Mehr als 70 Mitglieder des Kongresses fordern Antworten, nachdem Berichte aufgetaucht sind, dass die Einwanderungs- und Zollbehörde (ICE) erneut damit begonnen hat, Standortdaten amerikanischer Bürger ohne richterlichen Beschluss zu kaufen. Diese Praxis war zuvor untersucht, als illegal eingestuft und 2023 eingestellt worden. Nun scheint sie wieder aufgenommen worden zu sein, und die Gesetzgeber wollen wissen, warum.
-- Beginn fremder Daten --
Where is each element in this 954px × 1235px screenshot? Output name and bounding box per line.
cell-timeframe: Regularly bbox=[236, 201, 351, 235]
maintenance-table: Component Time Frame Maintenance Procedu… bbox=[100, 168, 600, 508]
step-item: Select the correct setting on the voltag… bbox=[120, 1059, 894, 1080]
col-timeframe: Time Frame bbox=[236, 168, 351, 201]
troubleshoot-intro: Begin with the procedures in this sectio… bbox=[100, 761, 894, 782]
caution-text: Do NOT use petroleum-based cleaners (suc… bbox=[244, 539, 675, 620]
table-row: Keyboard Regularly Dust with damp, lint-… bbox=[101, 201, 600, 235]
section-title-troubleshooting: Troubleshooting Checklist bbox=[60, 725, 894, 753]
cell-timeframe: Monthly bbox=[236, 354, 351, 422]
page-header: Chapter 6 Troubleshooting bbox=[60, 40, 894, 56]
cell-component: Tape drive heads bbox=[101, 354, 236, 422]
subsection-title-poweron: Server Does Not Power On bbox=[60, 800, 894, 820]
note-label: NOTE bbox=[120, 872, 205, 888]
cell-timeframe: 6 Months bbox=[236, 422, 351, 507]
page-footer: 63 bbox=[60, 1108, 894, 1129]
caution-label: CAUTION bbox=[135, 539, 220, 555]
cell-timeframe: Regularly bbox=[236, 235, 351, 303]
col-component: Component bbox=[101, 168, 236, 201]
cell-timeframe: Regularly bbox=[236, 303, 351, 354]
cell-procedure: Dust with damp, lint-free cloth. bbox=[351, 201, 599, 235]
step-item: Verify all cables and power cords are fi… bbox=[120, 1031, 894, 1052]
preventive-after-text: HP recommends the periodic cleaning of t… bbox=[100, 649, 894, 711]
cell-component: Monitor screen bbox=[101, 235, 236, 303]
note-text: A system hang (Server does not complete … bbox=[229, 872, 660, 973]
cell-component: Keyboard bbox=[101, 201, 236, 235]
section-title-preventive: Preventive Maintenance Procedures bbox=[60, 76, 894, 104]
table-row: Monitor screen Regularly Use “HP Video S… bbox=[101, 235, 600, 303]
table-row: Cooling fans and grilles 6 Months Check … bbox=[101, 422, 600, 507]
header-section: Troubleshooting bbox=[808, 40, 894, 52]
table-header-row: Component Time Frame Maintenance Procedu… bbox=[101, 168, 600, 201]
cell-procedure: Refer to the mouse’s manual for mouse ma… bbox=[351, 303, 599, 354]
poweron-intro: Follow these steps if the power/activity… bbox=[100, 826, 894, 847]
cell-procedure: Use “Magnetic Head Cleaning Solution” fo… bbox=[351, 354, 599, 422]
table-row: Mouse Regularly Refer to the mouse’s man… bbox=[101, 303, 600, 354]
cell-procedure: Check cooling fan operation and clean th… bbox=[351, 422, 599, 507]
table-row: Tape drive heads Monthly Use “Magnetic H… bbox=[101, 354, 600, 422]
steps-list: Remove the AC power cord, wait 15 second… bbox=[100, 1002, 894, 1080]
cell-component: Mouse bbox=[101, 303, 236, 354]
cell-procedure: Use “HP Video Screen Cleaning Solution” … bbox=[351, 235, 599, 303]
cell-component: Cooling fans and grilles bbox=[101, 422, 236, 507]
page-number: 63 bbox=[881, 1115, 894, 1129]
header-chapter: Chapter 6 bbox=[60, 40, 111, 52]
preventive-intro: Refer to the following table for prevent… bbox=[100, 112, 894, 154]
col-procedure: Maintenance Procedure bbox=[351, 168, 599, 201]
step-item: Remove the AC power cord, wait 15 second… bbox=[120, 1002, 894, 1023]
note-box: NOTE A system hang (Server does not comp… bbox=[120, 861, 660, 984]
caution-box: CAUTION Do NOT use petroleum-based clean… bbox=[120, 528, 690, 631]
Kongressabgeordnete Veronica Escobar schrieb gemeinsam mit über 70 demokratischen Kollegen einen Brief an DHS-Generalinspektor Joseph Cuffari, in dem sie eine formelle Untersuchung forderten. Im Mittelpunkt der Bedenken steht ein freihändiges Vergabeverfahren, das ICE im Jahr 2025 mit einem Überwachungsunternehmen für ein Standortverfolgungsprodukt abgeschlossen hat. Das bedeutet: kein Wettbewerbsverfahren, keine öffentliche Kontrolle und nach Ansicht der Gesetzgeber auch kein richterlicher Beschluss.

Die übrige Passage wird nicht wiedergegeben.